Taking from my Norfolk jacket pocket the first volume of Harvard’s Loeb edition of Pliny’s Natural History, I sat down to await my turn in the queue to speak to a clerk at the Xfinity shop that I had driven thirty miles to reach in order to ask a question about our most recent bill (let he who hath ever tried to contact them on the telephone reckon the amount of time spent waiting on hold in order to be connected with someone in southeast Asia who won’t be able to answer the question that inspired the call, for it is a very large number), I found great solace and wisdom in Book II, including the following:

But it agrees with life’s experience to believe that in these matters the gods exercise an interest in human affairs; and that punishment for wickedness, though sometimes tardy, as God is occupied in so vast a mass of things, yet is never frustrated; and that man was not born God’s next of kin for the purpose of approximating to the beasts in vileness. But the chief consolations for nature’s imperfection in the case of man are that not even for God are all things possible – for he cannot, even if he wishes, commit suicide, the supreme boon that he has bestowed on man among all the penalties of life, nor bestow eternity on mortals or recall the deceased, nor cause a man that has lived not to have lived or one that has held high office not to have held it – and that he has no power over what is past save to forget it, and (to link our fellowship with God by means of frivolous arguments as well) that he cannot cause twice ten not to be twenty, or do many things on similar lines: which facts unquestionably demonstrate the power of nature, and prove that it is this that we mean by the word ‘God.’ It will not have been irrelevant to have diverged to these topics, which have already been widely disseminated because of the unceasing enquiry into the nature of God.

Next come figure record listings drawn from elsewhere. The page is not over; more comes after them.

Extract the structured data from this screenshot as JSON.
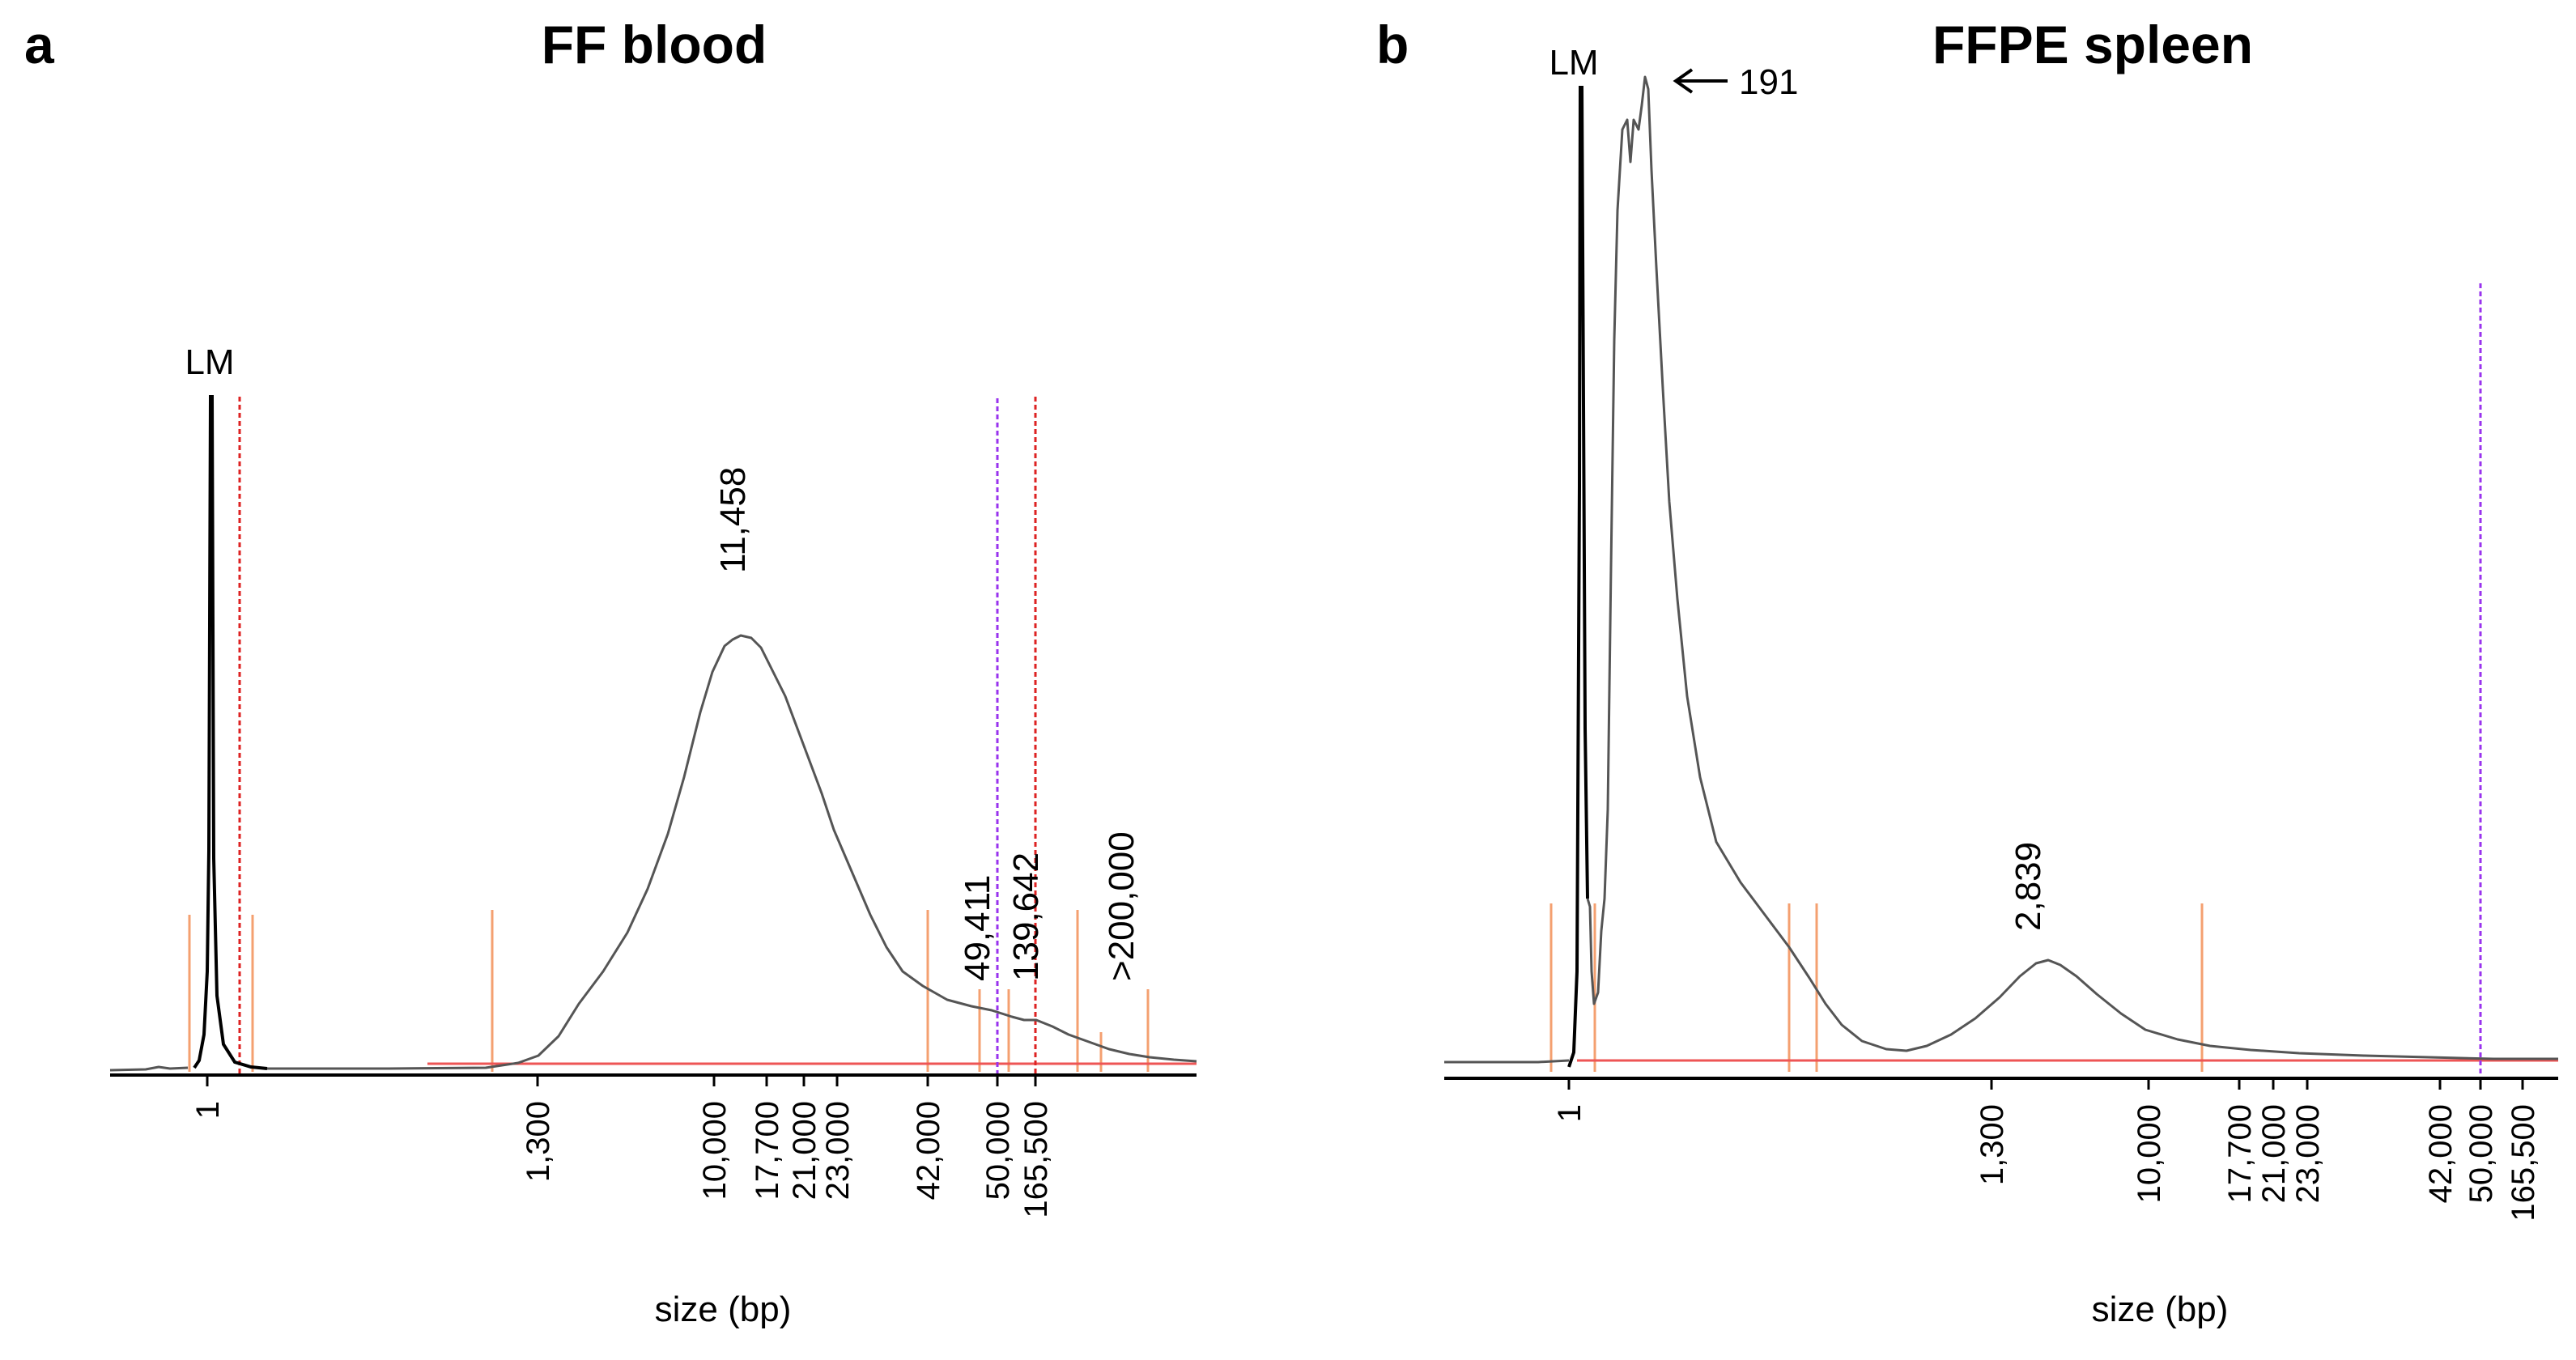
{
  "figure": {
    "panels": [
      {
        "panel_letter": "a",
        "title": "FF blood",
        "xlabel": "size (bp)",
        "lm_label": "LM",
        "peak_labels": [
          "11,458",
          "49,411",
          "139,642",
          ">200,000"
        ],
        "tick_labels": [
          "1",
          "1,300",
          "10,000",
          "17,700",
          "21,000",
          "23,000",
          "42,000",
          "50,000",
          "165,500"
        ]
      },
      {
        "panel_letter": "b",
        "title": "FFPE spleen",
        "xlabel": "size (bp)",
        "lm_label": "LM",
        "peak_labels": [
          "191",
          "2,839"
        ],
        "tick_labels": [
          "1",
          "1,300",
          "10,000",
          "17,700",
          "21,000",
          "23,000",
          "42,000",
          "50,000",
          "165,500"
        ]
      }
    ]
  },
  "chart_data": [
    {
      "type": "line",
      "title": "FF blood",
      "xlabel": "size (bp)",
      "ylabel": "",
      "x_ticks": [
        "1",
        "1,300",
        "10,000",
        "17,700",
        "21,000",
        "23,000",
        "42,000",
        "50,000",
        "165,500"
      ],
      "series": [
        {
          "name": "electropherogram",
          "points": [
            [
              0.55,
              0.002
            ],
            [
              0.85,
              0.003
            ],
            [
              0.97,
              0.02
            ],
            [
              1.0,
              0.95
            ],
            [
              1.03,
              0.05
            ],
            [
              1.15,
              0.005
            ],
            [
              100,
              0.0
            ],
            [
              600,
              0.004
            ],
            [
              1300,
              0.02
            ],
            [
              2200,
              0.12
            ],
            [
              3500,
              0.27
            ],
            [
              5500,
              0.44
            ],
            [
              7500,
              0.56
            ],
            [
              9500,
              0.62
            ],
            [
              11458,
              0.635
            ],
            [
              13500,
              0.6
            ],
            [
              17000,
              0.52
            ],
            [
              21000,
              0.42
            ],
            [
              26000,
              0.31
            ],
            [
              33000,
              0.2
            ],
            [
              42000,
              0.12
            ],
            [
              49411,
              0.095
            ],
            [
              60000,
              0.08
            ],
            [
              80000,
              0.065
            ],
            [
              100000,
              0.05
            ],
            [
              139642,
              0.035
            ],
            [
              170000,
              0.02
            ],
            [
              200000,
              0.012
            ],
            [
              260000,
              0.007
            ],
            [
              330000,
              0.005
            ]
          ]
        }
      ],
      "annotations": [
        "LM",
        "11,458",
        "49,411",
        "139,642",
        ">200,000"
      ]
    },
    {
      "type": "line",
      "title": "FFPE spleen",
      "xlabel": "size (bp)",
      "ylabel": "",
      "x_ticks": [
        "1",
        "1,300",
        "10,000",
        "17,700",
        "21,000",
        "23,000",
        "42,000",
        "50,000",
        "165,500"
      ],
      "series": [
        {
          "name": "electropherogram",
          "points": [
            [
              1.0,
              1.0
            ],
            [
              1.05,
              0.16
            ],
            [
              1.1,
              0.1
            ],
            [
              1.25,
              0.13
            ],
            [
              1.4,
              0.55
            ],
            [
              2.2,
              0.9
            ],
            [
              3.5,
              0.96
            ],
            [
              4.8,
              0.9
            ],
            [
              6.5,
              0.6
            ],
            [
              10,
              0.4
            ],
            [
              20,
              0.27
            ],
            [
              45,
              0.18
            ],
            [
              95,
              0.1
            ],
            [
              140,
              0.06
            ],
            [
              191,
              0.04
            ],
            [
              260,
              0.02
            ],
            [
              350,
              0.015
            ],
            [
              550,
              0.03
            ],
            [
              900,
              0.07
            ],
            [
              1400,
              0.1
            ],
            [
              2000,
              0.115
            ],
            [
              2839,
              0.115
            ],
            [
              4000,
              0.1
            ],
            [
              6000,
              0.07
            ],
            [
              9000,
              0.05
            ],
            [
              13000,
              0.033
            ],
            [
              20000,
              0.025
            ],
            [
              40000,
              0.015
            ],
            [
              100000,
              0.008
            ],
            [
              165500,
              0.005
            ]
          ]
        }
      ],
      "annotations": [
        "LM",
        "191",
        "2,839"
      ]
    }
  ]
}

– Pliny the Elder, Natural History, Book II, sections 26 & 27

(trans.H. Rackham)

Those who have not previously read the Natural History are highly encouraged to do so, for it contains a veritable treasure-house of information (some of which is factually correct, others being myths and legends that were taken as such, and are no less interesting just because they aren’t true) about, as the translator of this edition so eloquently put is, “astronomy, meteorology, mineralogy, zoology, and botany, i.e., a systematic account of all the material objects that are not the product of mans manufacture; but among these topics, which are implied by the title, Pliny inserts considerable essays on human inventions and institutions (Book VII), as well as minor digressions on similar subjects interspersed in various other parts of the work,” such as this brief passage just cited.

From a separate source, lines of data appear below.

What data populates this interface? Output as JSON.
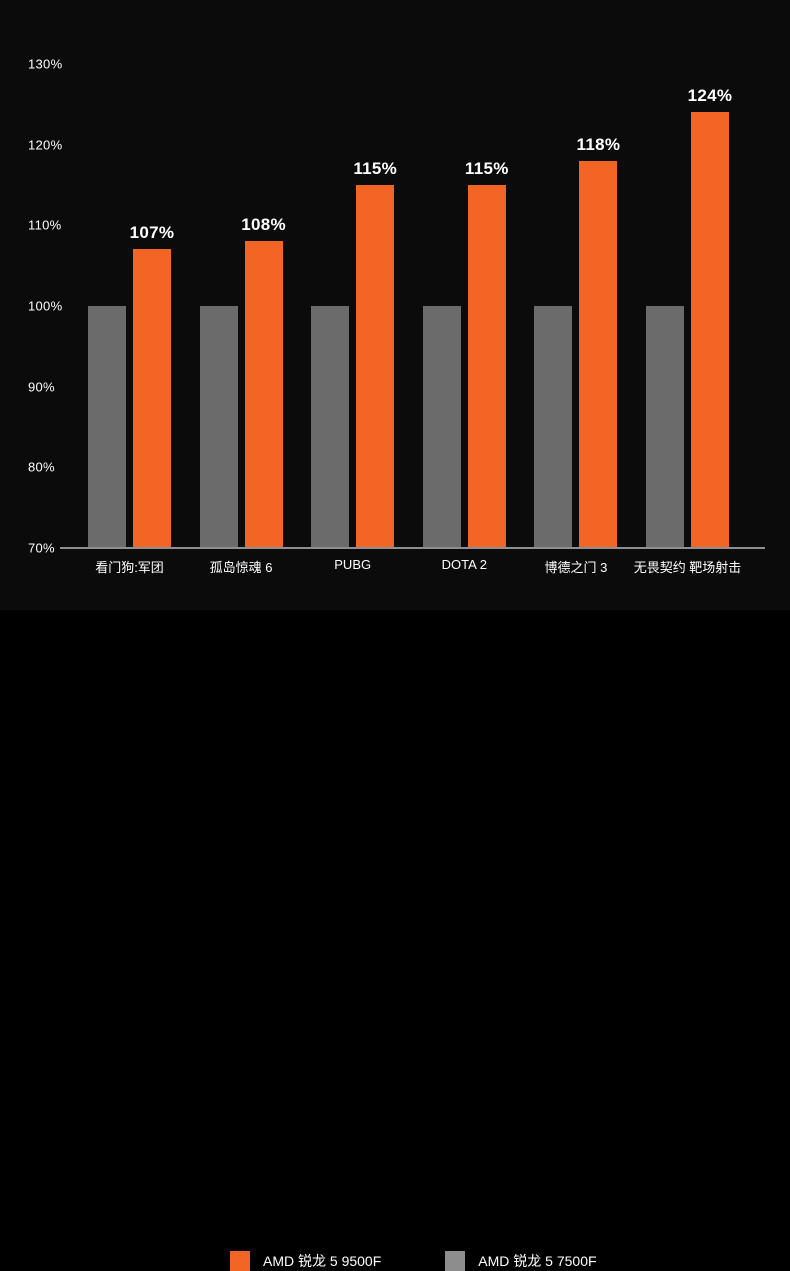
{
  "page": {
    "background": "#000000",
    "chart_panel_background": "#0b0b0b",
    "footer_background": "#000000",
    "axis_line_color": "#8f8f8f",
    "text_color": "#ffffff"
  },
  "chart_data": {
    "type": "bar",
    "title": "",
    "xlabel": "",
    "ylabel": "",
    "unit": "%",
    "grid": false,
    "legend_position": "bottom",
    "ylim": [
      70,
      130
    ],
    "baseline_value": 70,
    "yticks": [
      {
        "value": 130,
        "label": "130%"
      },
      {
        "value": 120,
        "label": "120%"
      },
      {
        "value": 110,
        "label": "110%"
      },
      {
        "value": 100,
        "label": "100%"
      },
      {
        "value": 90,
        "label": "90%"
      },
      {
        "value": 80,
        "label": "80%"
      },
      {
        "value": 70,
        "label": "70%"
      }
    ],
    "categories": [
      "看门狗:军团",
      "孤岛惊魂 6",
      "PUBG",
      "DOTA 2",
      "博德之门 3",
      "无畏契约 靶场射击"
    ],
    "series": [
      {
        "name": "AMD 锐龙 5 7500F",
        "color": "#6b6b6b",
        "values": [
          100,
          100,
          100,
          100,
          100,
          100
        ],
        "value_labels": [
          "",
          "",
          "",
          "",
          "",
          ""
        ]
      },
      {
        "name": "AMD 锐龙 5 9500F",
        "color": "#f26524",
        "values": [
          107,
          108,
          115,
          115,
          118,
          124
        ],
        "value_labels": [
          "107%",
          "108%",
          "115%",
          "115%",
          "118%",
          "124%"
        ]
      }
    ]
  },
  "legend": {
    "items": [
      {
        "label": "AMD 锐龙 5 9500F",
        "color": "#f26524"
      },
      {
        "label": "AMD 锐龙 5 7500F",
        "color": "#8d8d8d"
      }
    ]
  }
}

I first began the study of the history or religion and of theology in 1990 and have been including the subjects in my ongoing pursuit of knowledge and wisdom ever since, and in this one brief passage, Pliny, in this one aside that briefly interrupts the topic about which he was writing, has sliced straight through myriad Gordian knots tied by countless theologians down through the ages. Such is the inestimable value of this now too-little read (even those who may read about it often don’t read it in itself) and contemplated book. I very much urge you to do so.